Revealing the Invisible: Visualizing Missing Values in Ames Housing

By Vinod Chugani on March 28, 2024 in Data Science 4

The digital age has ushered in an era where data-driven decision-making is pivotal in various domains, real estate being a prime example. Comprehensive datasets, like the one concerning properties in Ames, offer a treasure trove for data enthusiasts. Through meticulous exploration and analysis of such datasets, one can uncover patterns, gain insights, and make informed decisions.

Starting from this post, you will embark on a captivating journey through the intricate lanes of Ames properties, focusing primarily on Data Science techniques.

Let’s get started.

Revealing the Invisible: Visualizing Missing Values in Ames Housing
Photo by Joakim Honkasalo. Some rights reserved

Overview

This post is divided into three parts; they are:

The Ames Properties Dataset
Loading & Sizing Up the Dataset
Uncovering & Visualizing Missing Values

The Ames Properties Dataset

Every dataset has a story to tell, and understanding its background can offer invaluable context. While the Ames Housing Dataset is widely known in academic circles, the dataset we’re analyzing today, Ames.csv, is a more comprehensive collection of property details from Ames.

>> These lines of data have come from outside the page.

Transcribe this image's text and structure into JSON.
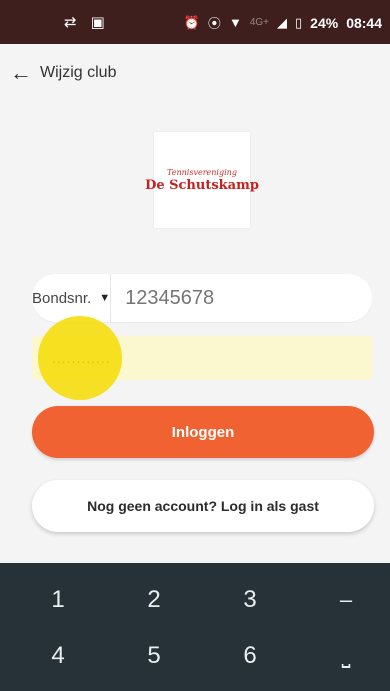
{
  "status_bar": {
    "left_icons": [
      "sync-icon",
      "notification-icon"
    ],
    "right_icons": [
      "alarm-icon",
      "location-icon",
      "wifi-icon",
      "signal-icon",
      "battery-icon"
    ],
    "network": "4G+",
    "battery": "24%",
    "time": "08:44"
  },
  "header": {
    "back_icon": "arrow-left-icon",
    "back_label": "Wijzig club"
  },
  "club_logo": {
    "top_text": "Tennisvereniging",
    "name": "De Schutskamp"
  },
  "login_form": {
    "member_type": "Bondsnr.",
    "member_number_placeholder": "12345678",
    "password_value": "............"
  },
  "buttons": {
    "login": "Inloggen",
    "guest": "Nog geen account? Log in als gast"
  },
  "keyboard": {
    "keys_row1": [
      "1",
      "2",
      "3",
      "–"
    ],
    "keys_row2": [
      "4",
      "5",
      "6",
      "⎵"
    ]
  },
  "colors": {
    "status_bar": "#3f1e1e",
    "accent_orange": "#f06231",
    "password_highlight": "#fbf8cf",
    "keyboard": "#263238"
  }
}
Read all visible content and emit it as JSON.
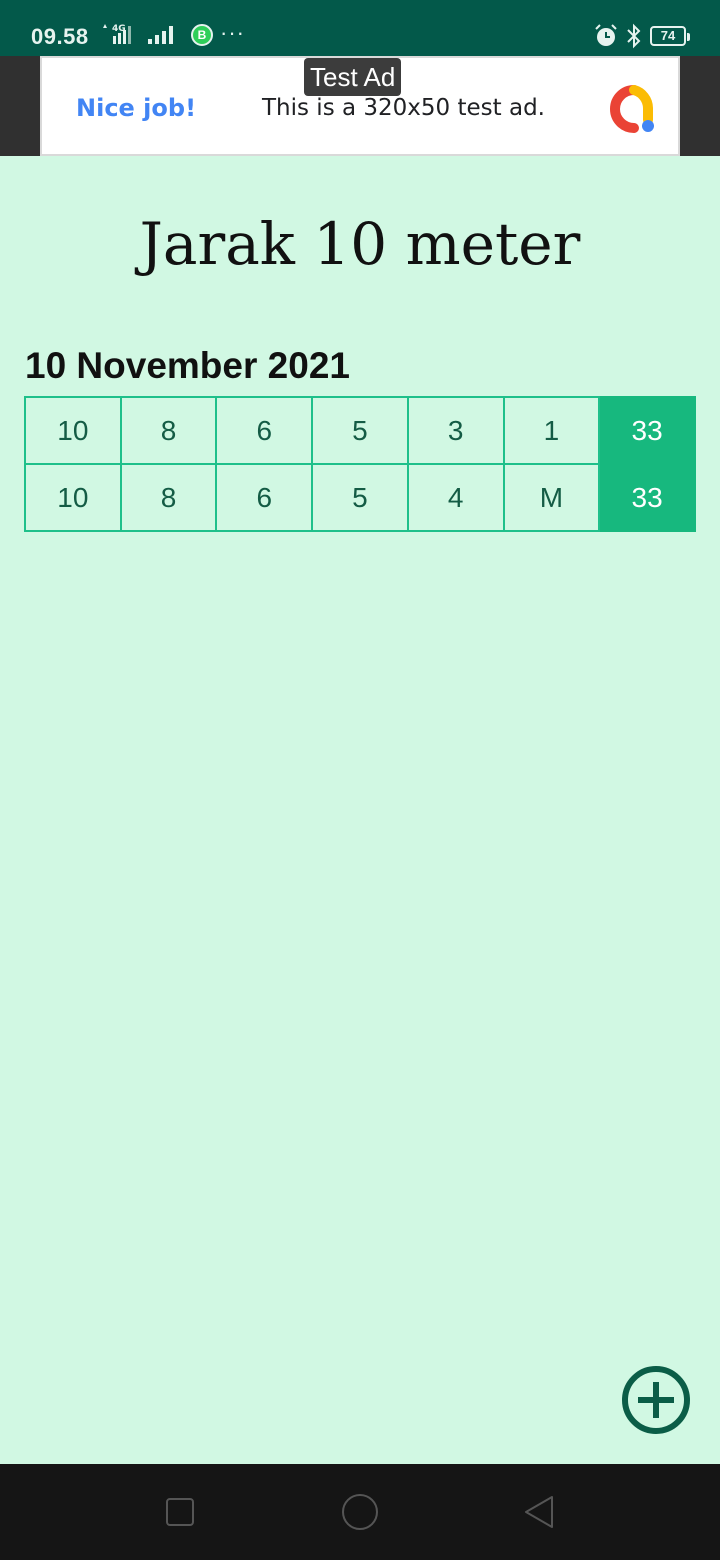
{
  "status_bar": {
    "time": "09.58",
    "network_type": "4G",
    "app_badge": "B",
    "more": "···",
    "battery": "74",
    "icons": [
      "signal-icon",
      "whatsapp-business-icon",
      "alarm-icon",
      "bluetooth-icon",
      "battery-icon"
    ]
  },
  "ad": {
    "label": "Test Ad",
    "headline": "Nice job!",
    "text": "This is a 320x50 test ad.",
    "icon": "adchoices-logo-icon",
    "colors": {
      "headline": "#4285f4",
      "red": "#ea4335",
      "yellow": "#fbbc04",
      "blue": "#4285f4"
    }
  },
  "page": {
    "title": "Jarak 10 meter"
  },
  "session": {
    "date": "10 November 2021",
    "rows": [
      {
        "shots": [
          "10",
          "8",
          "6",
          "5",
          "3",
          "1"
        ],
        "total": "33"
      },
      {
        "shots": [
          "10",
          "8",
          "6",
          "5",
          "4",
          "M"
        ],
        "total": "33"
      }
    ]
  },
  "fab": {
    "icon": "add-circle-icon"
  },
  "nav": {
    "icons": [
      "recents-icon",
      "home-icon",
      "back-icon"
    ]
  },
  "colors": {
    "status_bar": "#03594a",
    "background": "#d1f8e3",
    "cell_border": "#1ec08a",
    "total_cell": "#17b87e",
    "fab": "#0b5d47"
  }
}
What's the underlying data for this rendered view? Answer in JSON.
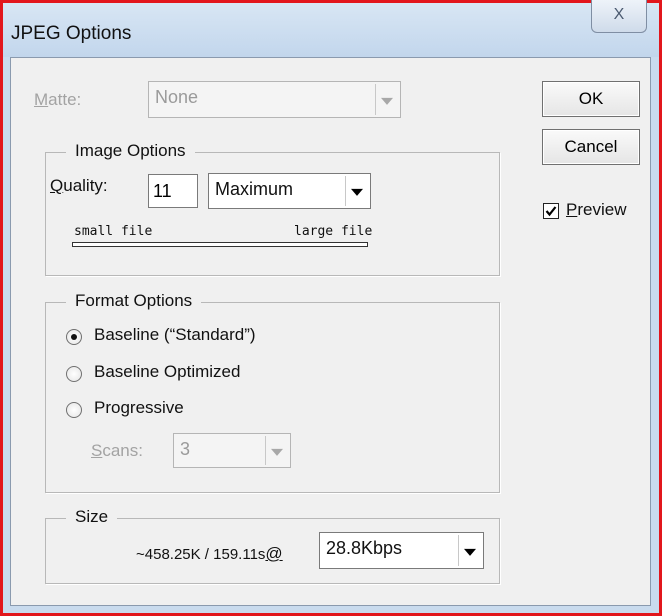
{
  "window": {
    "title": "JPEG Options",
    "close_glyph": "X"
  },
  "matte": {
    "label": "Matte:",
    "value": "None",
    "enabled": false
  },
  "image_options": {
    "legend": "Image Options",
    "quality_label": "Quality:",
    "quality_value": "11",
    "quality_preset": "Maximum",
    "slider_small": "small file",
    "slider_large": "large file",
    "slider_level_fraction": 0.917
  },
  "buttons": {
    "ok": "OK",
    "cancel": "Cancel"
  },
  "preview": {
    "label": "Preview",
    "checked": true
  },
  "format_options": {
    "legend": "Format Options",
    "choices": [
      {
        "label": "Baseline (“Standard”)",
        "selected": true
      },
      {
        "label": "Baseline Optimized",
        "selected": false
      },
      {
        "label": "Progressive",
        "selected": false
      }
    ],
    "scans_label": "Scans:",
    "scans_value": "3",
    "scans_enabled": false
  },
  "size": {
    "legend": "Size",
    "estimate": "~458.25K / 159.11s",
    "at": "@",
    "speed": "28.8Kbps"
  },
  "colors": {
    "frame_border": "#e2161c",
    "title_bg": "#c9dbee",
    "dialog_bg": "#f0f0f0"
  },
  "icons": {
    "close": "close-icon",
    "dropdown": "chevron-down-icon",
    "check": "check-icon"
  }
}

Dr. Dean De Cock, a dedicated academician, recognized the need for a new, robust dataset in the domain of real estate. He meticulously compiled the Ames Housing Dataset, which has since become a cornerstone for budding data scientists and researchers. This dataset stands out due to its comprehensive details, capturing myriad facets of real estate properties. It has been a foundation for numerous predictive modeling exercises and offers a rich landscape for exploratory data analysis.

The Ames Housing Dataset was envisioned as a modern alternative to the older Boston Housing Dataset. Covering residential sales in Ames, Iowa between 2006 and 2010, it presents a diverse array of variables, setting the stage for advanced regression techniques.

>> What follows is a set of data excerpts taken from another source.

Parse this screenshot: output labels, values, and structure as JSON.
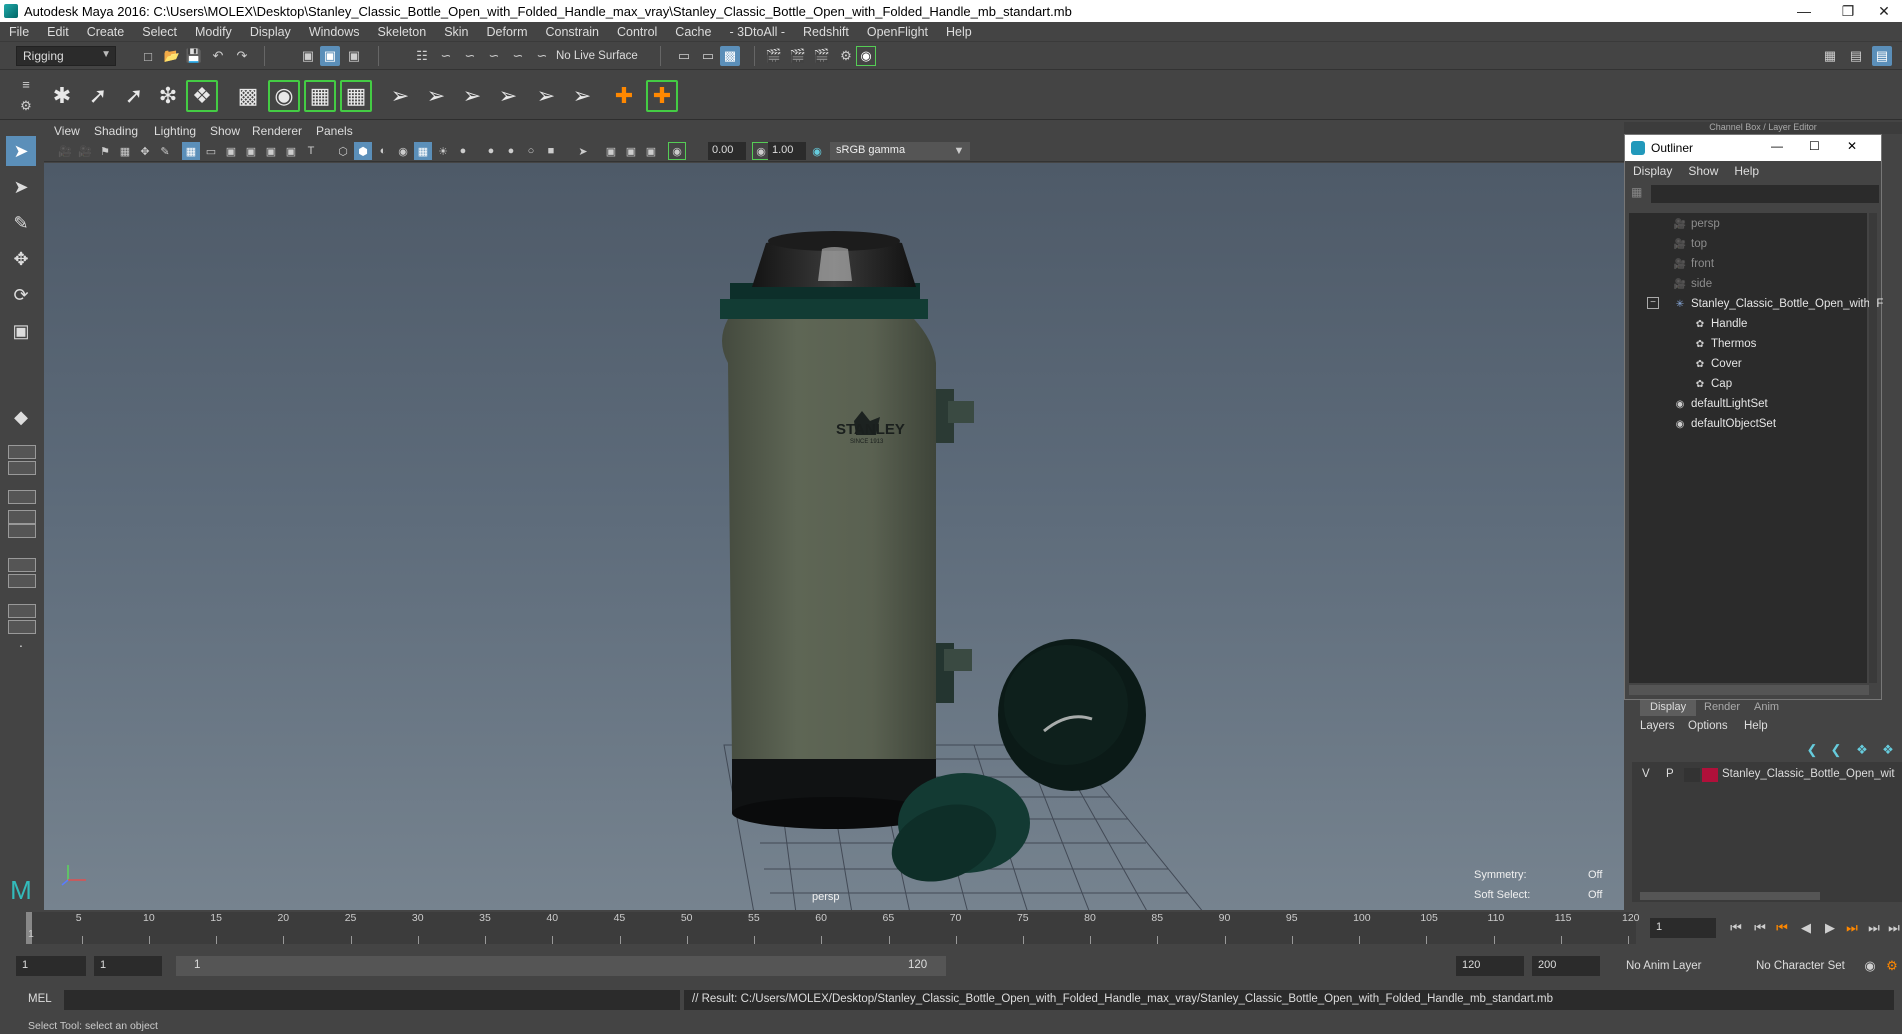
{
  "window": {
    "title": "Autodesk Maya 2016: C:\\Users\\MOLEX\\Desktop\\Stanley_Classic_Bottle_Open_with_Folded_Handle_max_vray\\Stanley_Classic_Bottle_Open_with_Folded_Handle_mb_standart.mb"
  },
  "menubar": [
    "File",
    "Edit",
    "Create",
    "Select",
    "Modify",
    "Display",
    "Windows",
    "Skeleton",
    "Skin",
    "Deform",
    "Constrain",
    "Control",
    "Cache",
    "- 3DtoAll -",
    "Redshift",
    "OpenFlight",
    "Help"
  ],
  "statusline": {
    "mode": "Rigging",
    "live_surface": "No Live Surface"
  },
  "panel": {
    "menus": [
      "View",
      "Shading",
      "Lighting",
      "Show",
      "Renderer",
      "Panels"
    ],
    "exposure": "0.00",
    "gamma_value": "1.00",
    "color_space": "sRGB gamma"
  },
  "viewport": {
    "camera_label": "persp",
    "symmetry_label": "Symmetry:",
    "symmetry_value": "Off",
    "soft_select_label": "Soft Select:",
    "soft_select_value": "Off",
    "brand_text": "STANLEY",
    "brand_sub": "SINCE 1913"
  },
  "right_panel": {
    "header": "Channel Box / Layer Editor",
    "outliner_title": "Outliner",
    "outliner_menu": [
      "Display",
      "Show",
      "Help"
    ],
    "outliner_items": [
      {
        "label": "persp",
        "icon": "camera-icon",
        "indent": 0,
        "dim": true
      },
      {
        "label": "top",
        "icon": "camera-icon",
        "indent": 0,
        "dim": true
      },
      {
        "label": "front",
        "icon": "camera-icon",
        "indent": 0,
        "dim": true
      },
      {
        "label": "side",
        "icon": "camera-icon",
        "indent": 0,
        "dim": true
      },
      {
        "label": "Stanley_Classic_Bottle_Open_with_F",
        "icon": "group-icon",
        "indent": 0,
        "dim": false
      },
      {
        "label": "Handle",
        "icon": "mesh-icon",
        "indent": 1,
        "dim": false
      },
      {
        "label": "Thermos",
        "icon": "mesh-icon",
        "indent": 1,
        "dim": false
      },
      {
        "label": "Cover",
        "icon": "mesh-icon",
        "indent": 1,
        "dim": false
      },
      {
        "label": "Cap",
        "icon": "mesh-icon",
        "indent": 1,
        "dim": false
      },
      {
        "label": "defaultLightSet",
        "icon": "set-icon",
        "indent": 0,
        "dim": false
      },
      {
        "label": "defaultObjectSet",
        "icon": "set-icon",
        "indent": 0,
        "dim": false
      }
    ],
    "layer_tabs": [
      "Display",
      "Render",
      "Anim"
    ],
    "layer_menu": [
      "Layers",
      "Options",
      "Help"
    ],
    "layer_row": {
      "v": "V",
      "p": "P",
      "name": "Stanley_Classic_Bottle_Open_wit",
      "color": "#b0103a"
    }
  },
  "timeline": {
    "ticks": [
      5,
      10,
      15,
      20,
      25,
      30,
      35,
      40,
      45,
      50,
      55,
      60,
      65,
      70,
      75,
      80,
      85,
      90,
      95,
      100,
      105,
      110,
      115,
      120
    ],
    "start_tick": "1",
    "current_frame": "1"
  },
  "range": {
    "start": "1",
    "playback_start": "1",
    "slider_start": "1",
    "slider_end": "120",
    "end": "120",
    "max_end": "200",
    "anim_layer": "No Anim Layer",
    "character_set": "No Character Set"
  },
  "cmdline": {
    "mode": "MEL",
    "result": "// Result: C:/Users/MOLEX/Desktop/Stanley_Classic_Bottle_Open_with_Folded_Handle_max_vray/Stanley_Classic_Bottle_Open_with_Folded_Handle_mb_standart.mb"
  },
  "helpline": "Select Tool: select an object",
  "colors": {
    "accent": "#5b8fb9",
    "thermos_green": "#59604f",
    "cap_dark": "#0c1b17"
  }
}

This time frame is particularly significant in U.S. history. The period leading up to 2007-2008 saw the dramatic inflation of housing prices, fueled by speculative frenzy and subprime mortgages. This culminated in the devastating collapse of the housing bubble in late 2007, an event vividly captured in narratives like “The Big Short.” The aftermath of this collapse rippled across the nation, leading to the Great Recession. Housing prices plummeted, foreclosures skyrocketed, and many Americans found themselves underwater on their mortgages. The Ames dataset provides a glimpse into this turbulent period, capturing property sales in the midst of national economic upheaval.

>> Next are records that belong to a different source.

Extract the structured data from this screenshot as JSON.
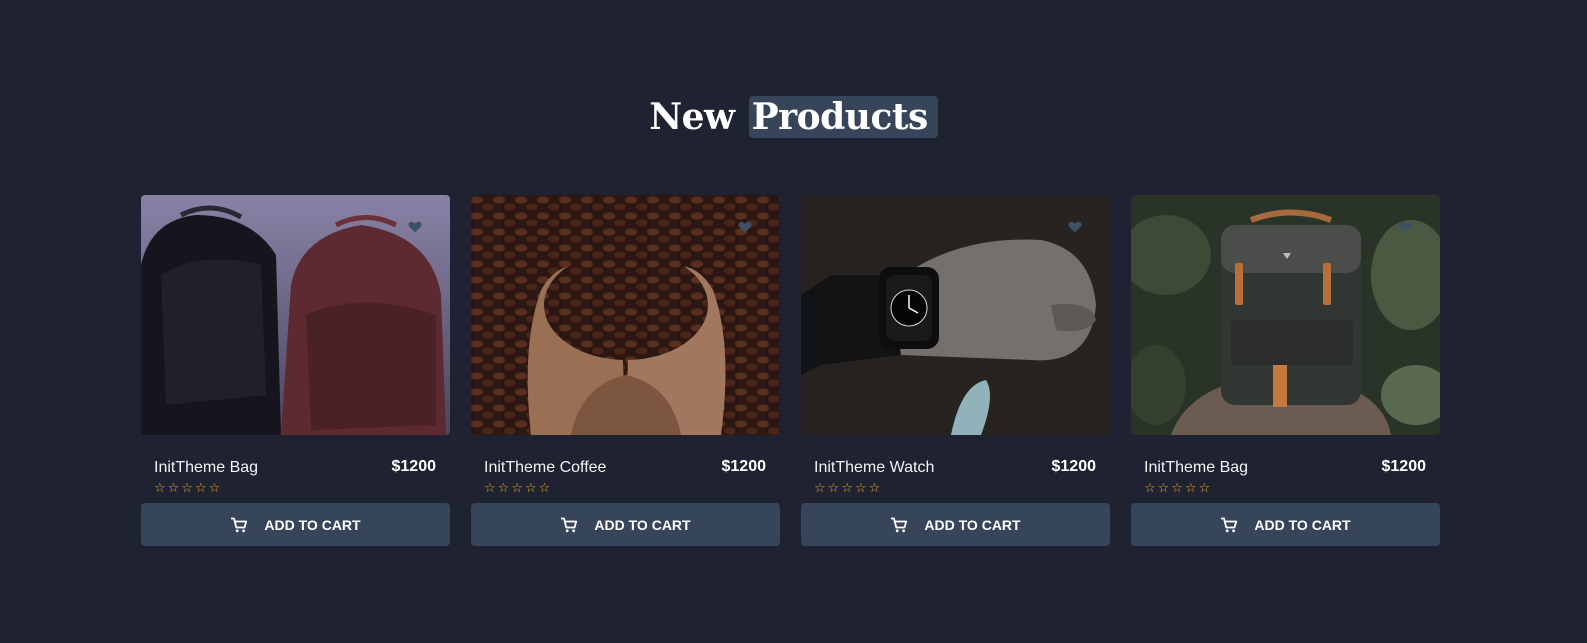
{
  "section": {
    "title_plain": "New",
    "title_highlight": "Products"
  },
  "products": [
    {
      "name": "InitTheme Bag",
      "price": "$1200",
      "rating_stars": "☆☆☆☆☆",
      "button_label": "ADD TO CART",
      "image": "two backpacks (black and maroon)"
    },
    {
      "name": "InitTheme Coffee",
      "price": "$1200",
      "rating_stars": "☆☆☆☆☆",
      "button_label": "ADD TO CART",
      "image": "hands holding coffee beans"
    },
    {
      "name": "InitTheme Watch",
      "price": "$1200",
      "rating_stars": "☆☆☆☆☆",
      "button_label": "ADD TO CART",
      "image": "wrist wearing smartwatch"
    },
    {
      "name": "InitTheme Bag",
      "price": "$1200",
      "rating_stars": "☆☆☆☆☆",
      "button_label": "ADD TO CART",
      "image": "green backpack on rock"
    }
  ],
  "icons": {
    "wishlist": "heart-icon",
    "cart": "cart-icon",
    "star": "star-outline-icon"
  },
  "colors": {
    "background": "#1f2230",
    "accent": "#364559",
    "star": "#e8a91c",
    "text": "#ffffff"
  }
}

Kick-start your project with my book The Beginner’s Guide to Data Science. It provides self-study tutorials with working code.

Loading & Sizing Up the Dataset

For those who are venturing into the realm of data science, having the right tools in your arsenal is paramount. If you require some help to set up your Python environment, this comprehensive guide is an excellent resource.

Dataset Dimensions: Before diving into intricate analyses, it’s essential to familiarize yourself with the dataset’s basic structure and data types. This step provides a roadmap for subsequent exploration and ensures you tailor your analyses based on the data’s nature. With the environment in place, let’s load and gauge the dataset’s extent in terms of rows (representing individual properties) and columns (representing attributes of these properties).

# Load the Ames dataset
import pandas as pd
Ames = pd.read_csv('Ames.csv')

# Dataset shape
print(Ames.shape)

rows, columns = Ames.shape
print(f"The dataset comprises {rows} properties described across {columns} attributes.")

# Load the Ames dataset

import pandas as pd

Ames = pd.read_csv('Ames.csv')

# Dataset shape

print(Ames.shape)

rows, columns = Ames.shape

print(f"The dataset comprises {rows} properties described across {columns} attributes.")

(2579, 85)
The dataset comprises 2579 properties described across 85 attributes.

1 2	(2579, 85) The dataset comprises 2579 properties described across 85 attributes.

Data Types: Recognizing the datatype of each attribute helps shape our analysis approach. Numerical attributes might be summarized using measures like mean or median, while mode (most frequent value) is apt for categorical attributes.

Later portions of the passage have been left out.